人権擁護法案検討メモ―その4

<人権侵害調停における解決のありようについて>

 その3では、訴訟と調停を簡単に比較した上で、権利紛争は裁定による解決がなじみ、利益紛争は合意による解決がなじみやすいということを述べました(もちろんこれは画然としたものではなく、連続的に捉えられるべきではありますが)。今回はその続きです。
 まずはお決まりの答申から。

調停者が必要に応じて事実関係を調査した上で,当事者間の合意による紛争解決を促す調停は,裁判手続に比べ,簡易・迅速で,具体的事案に即した柔軟な救済を可能とする手法であり,諸外国の人権救済機関も含め,内外で最も活用されている代表的な裁判外紛争処理の手法である。人権救済においても,この手法を大いに活用すべきであり,専門性等を有する人権擁護委員の参加を含め,調停手続やこれを担う体制の整備を図るべきである。
「人権救済制度の在り方について」(答申)http://www.moj.go.jp/SHINGI/010525/010525-05.html#2-1より

 う〜ん。そもそも人権侵害事件の解決にあたって留意すべきことはなんでしょうか。
 この点につき、草加耕助氏はご自身のブログ「旗旗」のエントリーの中で非常に有意義な見解をお示しになっておられます。

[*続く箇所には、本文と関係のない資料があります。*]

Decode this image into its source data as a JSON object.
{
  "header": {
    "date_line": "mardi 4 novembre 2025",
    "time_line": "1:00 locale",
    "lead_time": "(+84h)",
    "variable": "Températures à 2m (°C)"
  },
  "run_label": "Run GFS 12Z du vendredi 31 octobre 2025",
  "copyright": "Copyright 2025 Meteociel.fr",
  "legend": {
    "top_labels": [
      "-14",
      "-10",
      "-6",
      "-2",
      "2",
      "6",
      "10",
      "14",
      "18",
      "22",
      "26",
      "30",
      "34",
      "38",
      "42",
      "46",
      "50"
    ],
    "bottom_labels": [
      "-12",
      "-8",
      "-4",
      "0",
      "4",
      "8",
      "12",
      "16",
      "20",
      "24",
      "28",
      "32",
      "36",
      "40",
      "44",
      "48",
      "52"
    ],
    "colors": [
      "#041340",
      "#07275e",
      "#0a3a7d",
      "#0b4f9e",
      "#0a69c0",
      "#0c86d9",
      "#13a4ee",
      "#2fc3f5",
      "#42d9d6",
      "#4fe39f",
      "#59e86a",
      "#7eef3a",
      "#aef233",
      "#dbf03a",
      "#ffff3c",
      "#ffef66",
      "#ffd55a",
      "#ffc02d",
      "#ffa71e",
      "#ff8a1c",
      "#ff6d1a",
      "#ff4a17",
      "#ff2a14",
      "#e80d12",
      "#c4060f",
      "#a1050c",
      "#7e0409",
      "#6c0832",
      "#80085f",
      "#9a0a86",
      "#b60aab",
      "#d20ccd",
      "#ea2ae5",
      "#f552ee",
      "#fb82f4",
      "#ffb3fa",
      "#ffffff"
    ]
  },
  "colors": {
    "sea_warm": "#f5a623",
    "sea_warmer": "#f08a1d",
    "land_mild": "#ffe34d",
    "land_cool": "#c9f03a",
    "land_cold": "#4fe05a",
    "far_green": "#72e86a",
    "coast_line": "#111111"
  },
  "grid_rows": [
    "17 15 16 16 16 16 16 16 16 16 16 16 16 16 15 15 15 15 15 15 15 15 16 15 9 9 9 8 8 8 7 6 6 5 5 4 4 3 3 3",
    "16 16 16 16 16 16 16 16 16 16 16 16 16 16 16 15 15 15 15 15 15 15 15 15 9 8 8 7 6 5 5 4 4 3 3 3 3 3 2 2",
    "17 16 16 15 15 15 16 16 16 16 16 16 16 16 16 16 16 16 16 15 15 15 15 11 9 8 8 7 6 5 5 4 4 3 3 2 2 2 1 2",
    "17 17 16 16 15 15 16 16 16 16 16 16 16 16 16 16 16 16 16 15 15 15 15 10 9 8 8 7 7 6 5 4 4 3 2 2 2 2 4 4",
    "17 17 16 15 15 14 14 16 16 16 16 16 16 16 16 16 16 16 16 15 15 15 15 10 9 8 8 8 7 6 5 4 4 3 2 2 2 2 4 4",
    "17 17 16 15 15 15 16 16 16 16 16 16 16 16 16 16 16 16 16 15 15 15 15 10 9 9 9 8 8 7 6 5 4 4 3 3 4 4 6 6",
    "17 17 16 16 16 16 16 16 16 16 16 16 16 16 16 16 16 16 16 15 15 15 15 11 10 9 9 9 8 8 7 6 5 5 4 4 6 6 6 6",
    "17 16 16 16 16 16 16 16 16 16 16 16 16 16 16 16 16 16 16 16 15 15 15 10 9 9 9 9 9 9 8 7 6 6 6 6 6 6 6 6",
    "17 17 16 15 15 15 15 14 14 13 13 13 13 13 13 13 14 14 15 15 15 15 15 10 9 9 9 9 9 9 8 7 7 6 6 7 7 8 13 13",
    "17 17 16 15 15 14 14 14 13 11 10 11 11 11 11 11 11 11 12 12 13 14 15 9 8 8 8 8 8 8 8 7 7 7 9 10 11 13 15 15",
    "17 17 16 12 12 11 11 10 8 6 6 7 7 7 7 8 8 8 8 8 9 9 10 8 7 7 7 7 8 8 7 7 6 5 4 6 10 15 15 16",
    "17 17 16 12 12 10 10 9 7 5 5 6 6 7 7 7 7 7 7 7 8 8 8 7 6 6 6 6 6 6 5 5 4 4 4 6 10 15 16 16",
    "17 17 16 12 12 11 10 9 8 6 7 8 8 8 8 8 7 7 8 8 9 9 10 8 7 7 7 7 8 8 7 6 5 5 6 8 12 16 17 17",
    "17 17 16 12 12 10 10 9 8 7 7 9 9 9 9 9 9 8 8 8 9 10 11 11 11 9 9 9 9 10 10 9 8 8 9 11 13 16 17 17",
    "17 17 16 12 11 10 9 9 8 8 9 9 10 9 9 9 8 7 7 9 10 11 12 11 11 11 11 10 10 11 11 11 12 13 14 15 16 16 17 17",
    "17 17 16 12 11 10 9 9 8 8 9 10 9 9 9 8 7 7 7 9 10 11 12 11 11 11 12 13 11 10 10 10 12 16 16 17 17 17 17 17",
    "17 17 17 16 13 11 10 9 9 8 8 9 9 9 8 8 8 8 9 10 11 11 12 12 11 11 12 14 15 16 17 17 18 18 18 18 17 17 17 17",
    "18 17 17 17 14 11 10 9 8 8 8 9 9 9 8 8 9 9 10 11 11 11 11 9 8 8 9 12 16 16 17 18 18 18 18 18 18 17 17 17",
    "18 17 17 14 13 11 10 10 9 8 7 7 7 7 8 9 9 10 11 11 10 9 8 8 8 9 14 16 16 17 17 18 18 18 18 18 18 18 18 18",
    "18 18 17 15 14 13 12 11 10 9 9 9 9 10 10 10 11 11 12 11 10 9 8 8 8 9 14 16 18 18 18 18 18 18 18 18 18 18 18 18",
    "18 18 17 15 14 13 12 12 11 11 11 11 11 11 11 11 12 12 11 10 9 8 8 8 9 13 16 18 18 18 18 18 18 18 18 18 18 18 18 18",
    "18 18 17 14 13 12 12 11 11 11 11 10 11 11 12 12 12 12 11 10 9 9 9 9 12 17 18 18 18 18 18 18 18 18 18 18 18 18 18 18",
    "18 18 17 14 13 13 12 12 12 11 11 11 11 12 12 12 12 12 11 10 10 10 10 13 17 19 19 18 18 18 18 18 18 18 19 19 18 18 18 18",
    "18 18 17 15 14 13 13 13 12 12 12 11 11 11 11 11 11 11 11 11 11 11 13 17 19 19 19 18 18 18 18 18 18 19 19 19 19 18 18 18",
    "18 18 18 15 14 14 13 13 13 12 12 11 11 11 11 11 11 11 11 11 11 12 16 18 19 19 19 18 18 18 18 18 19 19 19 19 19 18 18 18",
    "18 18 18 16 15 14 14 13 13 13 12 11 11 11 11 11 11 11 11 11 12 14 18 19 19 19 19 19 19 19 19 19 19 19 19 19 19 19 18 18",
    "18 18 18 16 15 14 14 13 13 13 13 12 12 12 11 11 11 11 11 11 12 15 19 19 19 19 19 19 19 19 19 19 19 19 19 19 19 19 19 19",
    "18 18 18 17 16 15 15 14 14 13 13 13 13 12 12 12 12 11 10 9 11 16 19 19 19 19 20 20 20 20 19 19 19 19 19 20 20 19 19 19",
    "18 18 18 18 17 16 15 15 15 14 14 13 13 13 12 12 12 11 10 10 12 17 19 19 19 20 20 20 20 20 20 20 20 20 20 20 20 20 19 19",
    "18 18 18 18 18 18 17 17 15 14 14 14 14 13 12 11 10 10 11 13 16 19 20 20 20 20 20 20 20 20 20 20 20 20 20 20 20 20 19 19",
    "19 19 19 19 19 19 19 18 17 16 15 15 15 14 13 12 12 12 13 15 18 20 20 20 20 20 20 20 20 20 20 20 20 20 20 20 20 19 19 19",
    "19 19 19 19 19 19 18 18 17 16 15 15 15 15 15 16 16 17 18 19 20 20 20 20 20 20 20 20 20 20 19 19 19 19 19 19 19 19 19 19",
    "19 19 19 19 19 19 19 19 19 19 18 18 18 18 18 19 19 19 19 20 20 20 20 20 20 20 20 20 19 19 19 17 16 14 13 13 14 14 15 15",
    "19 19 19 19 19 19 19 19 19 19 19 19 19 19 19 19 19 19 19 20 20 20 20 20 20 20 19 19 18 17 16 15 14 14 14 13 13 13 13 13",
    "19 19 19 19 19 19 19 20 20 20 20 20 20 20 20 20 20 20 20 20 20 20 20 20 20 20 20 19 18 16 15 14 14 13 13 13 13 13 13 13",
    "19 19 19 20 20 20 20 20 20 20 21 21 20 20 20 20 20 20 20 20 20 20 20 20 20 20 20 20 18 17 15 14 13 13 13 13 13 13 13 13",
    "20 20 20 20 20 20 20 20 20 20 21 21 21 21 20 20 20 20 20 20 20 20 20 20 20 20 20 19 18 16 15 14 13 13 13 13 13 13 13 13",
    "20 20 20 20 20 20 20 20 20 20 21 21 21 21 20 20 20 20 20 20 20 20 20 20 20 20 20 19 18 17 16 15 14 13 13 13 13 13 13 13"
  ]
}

 では「被害者の救済」とは何だろうか?私は以下のように考えます。
第1段階)被害者が加害者に、自己の苦しみ・悔しさ・怒りを直接ぶつける場を作る(糾弾)
第2段階)人権・差別の専門家をまじえ、加害者の言動の何が問題だったのかを3者で検討(確認)
第3段階)加害者が、専門家と被害者の指摘や援助で自分の罪を認識することに成功(反省)
第4段階)上記の内容に基づいて加害者より心からの謝罪が行われる(謝罪)
第5段階)被害者が謝罪を受け入れ、許し、癒される(和解)
(草加耕助氏「差別と人間の尊厳(人権擁護法その2)」(ブログ「旗旗」2005年3月15日http://hatahata.mods.jp/archives/2005/03/post_152.htmlより抜粋)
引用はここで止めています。